"C'est l'exposition la plus complexe et, avec 40 installations sur 1 500 mètres carrés, la plus vaste jamais montée chez nous. La première fois, aussi, qu'on utilise autant de multimédia, 30 projecteurs, le double d'enceintes musicales", sans compter les innombrables écrans, affirme Pamela Golbin, la conservatrice des collections du musée.
Deux mois de montage ont été nécessaires pour mettre en place la "carte blanche" donnée à Chalayan. Le styliste, qui confie au Monde avoir fait appel aux techniciens du film Harry Potter, recourt à toutes les techniques : hologrammes, images en 3D, effets spéciaux, laser, LED, robotique. Ses vêtements sont articulés, clignotants, lumineux, autotransformables, équipés de télécommande.
Le Chypriote turc de 41 ans, né à Nicosie et qui vit à Londres depuis plus de vingt ans, figure avant-gardiste de la mode britannique, "s'est investi à 100 %", précise la commissaire, jusqu'à sculpter un même visage pour les mannequins qui portent ses vêtements : faciès méditerranéen de femme au caractère bien trempé, taillée pour affronter le pire.
Ses "récits" allégoriques parlent d'exil, de guerre, de mort, de destin... Chalayan dit traiter la mode comme "une science du monde". La couture est son langage, sa manière à lui de situer l'homme dans le temps et dans l'espace. De le montrer dans l'instabilité d'un monde en mouvement qui le déracine.
En gros caractères noirs, sont affichées les questions qui l'obsèdent : "Transcendance, vitesse et mouvement, métamorphose, points aveugles, désincarnation, anthropologie nouvelle, migration." Ses collections s'appellent Airborne, Panoramics, Geotropics, Afterwords, Ambimorphous, Anthropology of Solitude...

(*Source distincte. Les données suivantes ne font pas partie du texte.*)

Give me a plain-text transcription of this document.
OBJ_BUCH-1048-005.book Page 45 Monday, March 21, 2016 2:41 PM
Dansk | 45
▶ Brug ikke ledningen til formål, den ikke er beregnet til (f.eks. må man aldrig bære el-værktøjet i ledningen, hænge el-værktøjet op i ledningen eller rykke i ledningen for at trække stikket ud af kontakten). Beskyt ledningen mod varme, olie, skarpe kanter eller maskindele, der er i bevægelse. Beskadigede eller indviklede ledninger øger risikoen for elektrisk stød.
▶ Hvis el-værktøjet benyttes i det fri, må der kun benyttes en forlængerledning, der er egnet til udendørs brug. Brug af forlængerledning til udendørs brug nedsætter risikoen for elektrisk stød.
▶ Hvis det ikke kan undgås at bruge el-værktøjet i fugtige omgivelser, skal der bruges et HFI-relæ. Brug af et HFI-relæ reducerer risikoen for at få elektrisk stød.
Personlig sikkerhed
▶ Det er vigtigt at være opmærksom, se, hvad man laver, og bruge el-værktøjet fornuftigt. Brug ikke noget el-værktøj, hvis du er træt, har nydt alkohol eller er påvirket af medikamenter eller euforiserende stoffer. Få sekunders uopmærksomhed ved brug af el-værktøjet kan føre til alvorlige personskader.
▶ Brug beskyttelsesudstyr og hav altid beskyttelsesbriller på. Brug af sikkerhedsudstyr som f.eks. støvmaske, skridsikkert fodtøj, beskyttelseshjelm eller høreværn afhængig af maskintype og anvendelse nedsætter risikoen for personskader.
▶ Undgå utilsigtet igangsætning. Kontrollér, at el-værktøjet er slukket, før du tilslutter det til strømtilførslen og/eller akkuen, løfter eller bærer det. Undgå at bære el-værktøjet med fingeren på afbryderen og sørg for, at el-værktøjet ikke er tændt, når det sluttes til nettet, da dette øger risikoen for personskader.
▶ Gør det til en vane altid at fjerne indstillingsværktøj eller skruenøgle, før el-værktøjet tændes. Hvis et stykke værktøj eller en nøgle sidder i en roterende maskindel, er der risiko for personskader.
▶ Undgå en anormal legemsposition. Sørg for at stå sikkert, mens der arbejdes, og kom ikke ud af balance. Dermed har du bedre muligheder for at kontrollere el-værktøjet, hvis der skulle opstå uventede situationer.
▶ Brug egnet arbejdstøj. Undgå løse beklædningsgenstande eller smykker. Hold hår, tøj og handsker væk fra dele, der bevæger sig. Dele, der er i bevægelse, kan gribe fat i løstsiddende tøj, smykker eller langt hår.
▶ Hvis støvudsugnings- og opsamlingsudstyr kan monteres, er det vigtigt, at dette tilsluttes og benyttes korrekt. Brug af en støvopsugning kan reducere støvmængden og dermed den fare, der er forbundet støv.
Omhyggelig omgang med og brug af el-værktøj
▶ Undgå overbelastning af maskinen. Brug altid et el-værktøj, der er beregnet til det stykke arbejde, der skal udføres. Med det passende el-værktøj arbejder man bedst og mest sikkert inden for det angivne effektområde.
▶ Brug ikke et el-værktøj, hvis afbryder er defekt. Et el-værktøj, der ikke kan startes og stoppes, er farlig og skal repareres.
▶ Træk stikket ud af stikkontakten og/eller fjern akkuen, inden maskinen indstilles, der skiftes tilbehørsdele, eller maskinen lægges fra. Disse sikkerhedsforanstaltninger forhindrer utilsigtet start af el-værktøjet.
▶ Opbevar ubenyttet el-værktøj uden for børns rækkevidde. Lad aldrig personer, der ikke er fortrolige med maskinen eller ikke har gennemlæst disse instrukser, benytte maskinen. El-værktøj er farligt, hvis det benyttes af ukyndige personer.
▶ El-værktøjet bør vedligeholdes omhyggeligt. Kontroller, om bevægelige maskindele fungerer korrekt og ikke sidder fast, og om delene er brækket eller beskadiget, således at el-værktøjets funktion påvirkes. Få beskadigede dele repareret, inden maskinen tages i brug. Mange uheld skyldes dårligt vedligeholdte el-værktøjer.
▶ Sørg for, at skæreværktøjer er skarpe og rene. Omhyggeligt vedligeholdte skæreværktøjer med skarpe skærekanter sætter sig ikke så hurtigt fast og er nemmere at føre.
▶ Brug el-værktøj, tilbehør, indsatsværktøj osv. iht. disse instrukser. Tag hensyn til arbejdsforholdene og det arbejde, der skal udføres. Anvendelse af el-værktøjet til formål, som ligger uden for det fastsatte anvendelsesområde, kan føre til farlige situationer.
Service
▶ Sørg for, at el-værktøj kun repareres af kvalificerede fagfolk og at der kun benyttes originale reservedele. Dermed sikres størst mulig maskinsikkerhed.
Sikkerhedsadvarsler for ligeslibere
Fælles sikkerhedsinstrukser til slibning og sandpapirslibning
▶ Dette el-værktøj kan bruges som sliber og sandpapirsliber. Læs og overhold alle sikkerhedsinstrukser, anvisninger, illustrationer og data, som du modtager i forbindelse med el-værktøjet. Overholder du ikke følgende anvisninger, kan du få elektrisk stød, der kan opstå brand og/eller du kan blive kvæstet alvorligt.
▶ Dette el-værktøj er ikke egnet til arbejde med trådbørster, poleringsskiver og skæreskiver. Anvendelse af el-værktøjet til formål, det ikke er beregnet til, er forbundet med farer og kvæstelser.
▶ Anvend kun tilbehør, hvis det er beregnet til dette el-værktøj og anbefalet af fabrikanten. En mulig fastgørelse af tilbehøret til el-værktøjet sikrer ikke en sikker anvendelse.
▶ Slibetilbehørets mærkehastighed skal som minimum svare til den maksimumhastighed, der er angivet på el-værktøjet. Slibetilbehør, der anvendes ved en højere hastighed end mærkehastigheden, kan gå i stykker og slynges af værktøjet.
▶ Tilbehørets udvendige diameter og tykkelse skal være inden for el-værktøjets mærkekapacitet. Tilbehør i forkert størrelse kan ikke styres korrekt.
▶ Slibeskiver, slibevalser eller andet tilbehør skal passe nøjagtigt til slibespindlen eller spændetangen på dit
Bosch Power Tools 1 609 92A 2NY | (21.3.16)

La veille de l'inauguration, il règle encore les détails. Planté devant la jeune femme à la balançoire de la collection Temporal Meditations (2004), il ajuste la verticalité du corps, moulé dans un court drapé imprimé. Debout, en équilibre sur la planche qui sert de siège, le mannequin avale un expresso, pressé de lire le marc de café qui dit l'avenir. En toile de fond, la côte chypriote des années 1950, une des périodes les plus violentes de l'histoire de son île natale qui mène à la partition entre Turcs et Grecs. La table ronde de bois d'Afterwords (2000) devint une jupe à cerceaux. Elle illustre l'urgence du départ pour les populations déplacées comme l'errance sans fin.
La robe métallisée, One Hundred and Eleven (2007), déploie à l'envi les rubans de sa corolle ; la capeline assortie se rétracte en bonnet. Dissimulé sous l'étoffe, le mécanisme façon Terminator s'affiche sur un écran. De près, chaque pièce révèle la perfection du dessin, de la coupe et du fini. Chalayan va à l'essentiel.
En 1998 déjà, Chalayan explore la notion d'identité, la mondialisation, le totalitarisme revivifié, le sectarisme religieux poussé jusqu'à la dépersonnalisation totale de l'individu. Ses burqas ouvrent l'exposition. Camisole noire ne découvrant que les yeux ; fourreaux rouge sang barrant trois corps dont les visages sont encastrés dans un mur blanc ; oeuf de bois poli en guise de casque intégral à peine fendu pour le regard ; face prisonnière d'un miroir. D'entrée, le ton est donné.
Cette liberté et cet engagement, il les doit à son indépendance : "C'est bien, mais c'est dur", avoue-t-il. Etre directeur artistique de la marque Puma lui permet de financer, de présenter et de commercialiser ses propres collections. Il n'a pas de boutique à son nom, reste peu connu du grand public.